Relying on these rose-colored promises, Black Hawk spent the winter on the west bank of the Mississippi, recruiting his band, and on the 6th of April, 1832, crossed the great river at Yellow Banks, below the mouth of the Rock. Thus he invaded the State of Illinois, in the face of his solemn treaty of the year before. With him were his second in command, Neapope, a wily scoundrel, who was White Cloud's tool, and about five hundred Sac warriors with their women and children, and all their belongings. Their design was to carry out the advice of the Prophet, in regard to the corn planting, and if possible to take up the hatchet in the autumn.

But it became evident to Black Hawk, before he reached the Prophet's town, that the main body of the Pottawattomies, now controlled by the peace loving Chief Shaubena, did not intend to go to war; and that the rascally Winnebagoes, while cajoling him, were preparing as usual to play double. He tells us in his autobiography that, crestfallen, he was planning to return peacefully to the west side of the Mississippi, when of a sudden he became aware that the whites had raised an army against him, and he was confronted with a war not in the time and manner of his asking.

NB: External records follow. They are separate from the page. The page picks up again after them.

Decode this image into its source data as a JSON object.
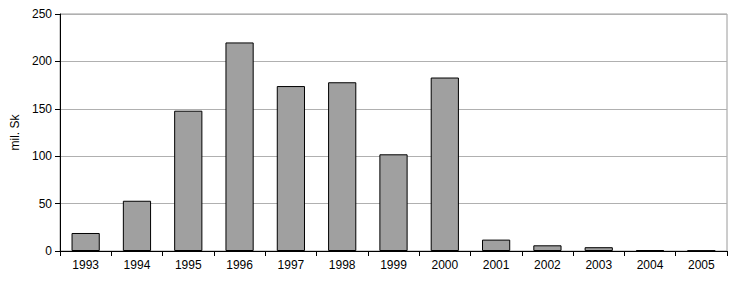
{
  "chart_data": {
    "type": "bar",
    "y_label": "mil. Sk",
    "categories": [
      "1993",
      "1994",
      "1995",
      "1996",
      "1997",
      "1998",
      "1999",
      "2000",
      "2001",
      "2002",
      "2003",
      "2004",
      "2005"
    ],
    "values": [
      19,
      53,
      148,
      220,
      174,
      178,
      102,
      183,
      12,
      6,
      4,
      1,
      0.5
    ],
    "color": "#a0a0a0",
    "ylim": [
      0,
      250
    ],
    "yticks": [
      0,
      50,
      100,
      150,
      200,
      250
    ],
    "grid": true
  }
}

The news of his second invasion had spread like wildfire throughout the Illinois and Wisconsin settlements. The United States was appealed to for a regiment of troops; and meanwhile, under another fiery proclamation from the governor of Illinois, an army of eighteen hundred militiamen was quickly mustered. Amid intense popular excitement, during which many settlers fled from the country, and others hastily threw up log forts, the army was mobilized by General Atkinson, who appeared at the rendezvous with three hundred regulars. There were many notable men upon this expedition: Abraham Lincoln, then a rawboned young fellow, was captain of a company of Illinois rangers; Zachary Taylor, famous for his bluff manner, was a colonel of regulars; and Jefferson Davis, who was wooing Taylor's daughter, was one of his lieutenants; also of the regulars, was Major William S. Harney, afterward the hero of Cerro Gordo in the Mexican War; and the mustering-in officer was Lieutenant Robert Anderson, who was to become famous in connection with Fort Sumter.